El estudio, elaborado por la Civil Commission y liderado por la experta en derechos humanos Cochav Elkayam-Levy, recoge más de dos años de investigación, centenares de testimonios y el análisis de miles de imágenes y vídeos. Según los autores, las evidencias indican un patrón repetido de violencia sexual y de género en múltiples escenarios del ataque, incluido el festival de música Nova y zonas residenciales cercanas a la frontera con Gaza.
¿Qué aporta de nuevo el documento?
El informe incluye declaraciones de más de diez supervivientes, algunos de los cuales han hablado públicamente de las agresiones sufridas durante el ataque o mientras estaban retenidos como rehenes en Gaza. Otros testimonios, según el documento, han preferido mantener el anonimato por la gravedad de los hechos.
Entre los casos descritos hay denuncias de agresiones sexuales múltiples en el festival Nova, así como relatos de testigos que aseguran haber presenciado violaciones en grupo antes de que las víctimas fueran asesinadas. El informe también recoge acusaciones de abusos sexuales contra menores mientras estaban en cautiverio, incluyendo coacciones para forzar actos sexuales entre ellos. Los investigadores aseguran que la violencia sexual no fue un hecho aislado, sino parte de una estrategia deliberada vinculada al ataque. El documento describe también mutilaciones de los cuerpos de las víctimas, con lesiones en zonas íntimas e indicios de violencia extrema después de la muerte.

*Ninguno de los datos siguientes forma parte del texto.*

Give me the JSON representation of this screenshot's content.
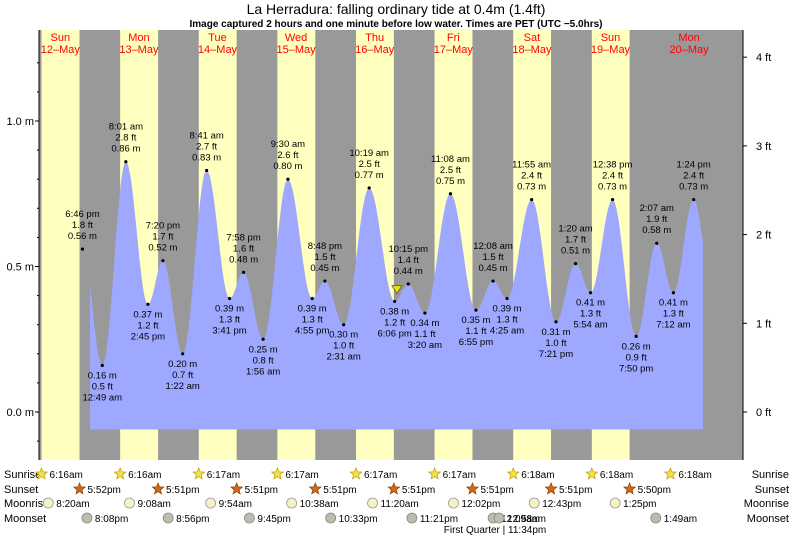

Hamás niega las acusaciones
Hamás ha negado reiteradamente todas las acusaciones de violencia sexual durante la ofensiva y en la cautividad de los rehenes. La ONU, sin embargo, ya había concluido anteriormente que había “motivos razonables” para creer que estos abusos tuvieron lugar, a pesar de advertir de las dificultades para acceder a testimonios directos en una zona de combate activo.

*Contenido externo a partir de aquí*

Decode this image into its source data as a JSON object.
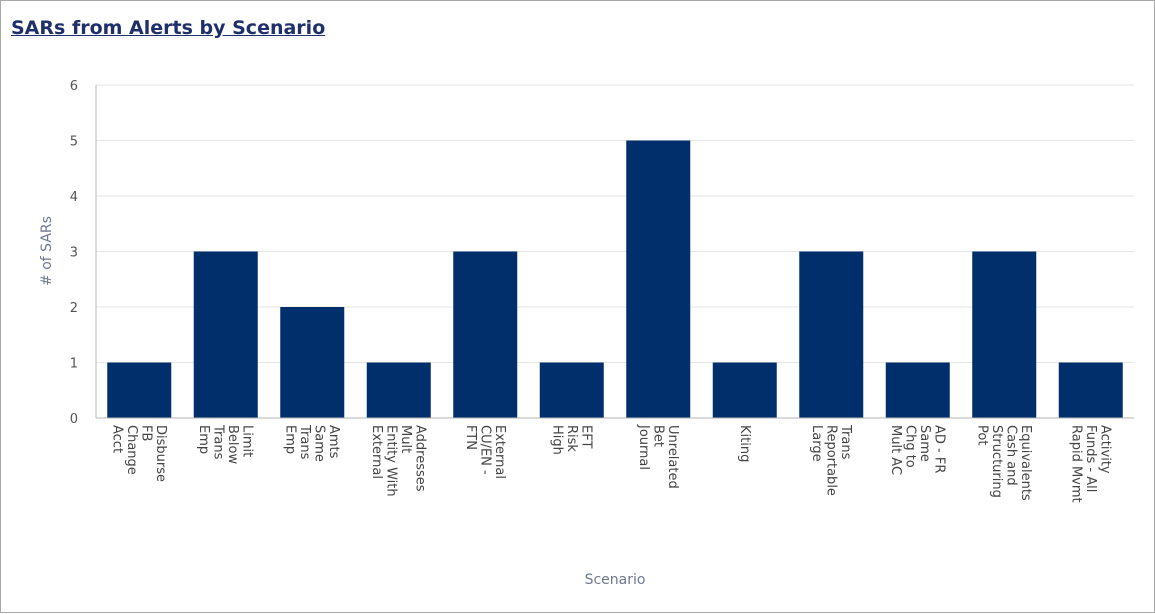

El informe también ha sido defendido por diversas figuras públicas y expertos internacionales, mientras que el debate sobre estas acusaciones ha sido altamente politizado. Organizaciones de víctimas e investigaciones independientes en Israel también han documentado indicios de violencia sexual en el ataque.
Los autores del trabajo subrayan que el objetivo principal es preservar las pruebas y evitar que los hechos sean negados o borrados con el tiempo. También admiten las dificultades de investigación en un contexto de guerra, donde parte de la evidencia forense inicial no se pudo recoger de manera completa. El documento concluye que la magnitud y la repetición de los casos apuntarían a una violencia de carácter organizado, un extremo que Hamás rechaza categóricamente.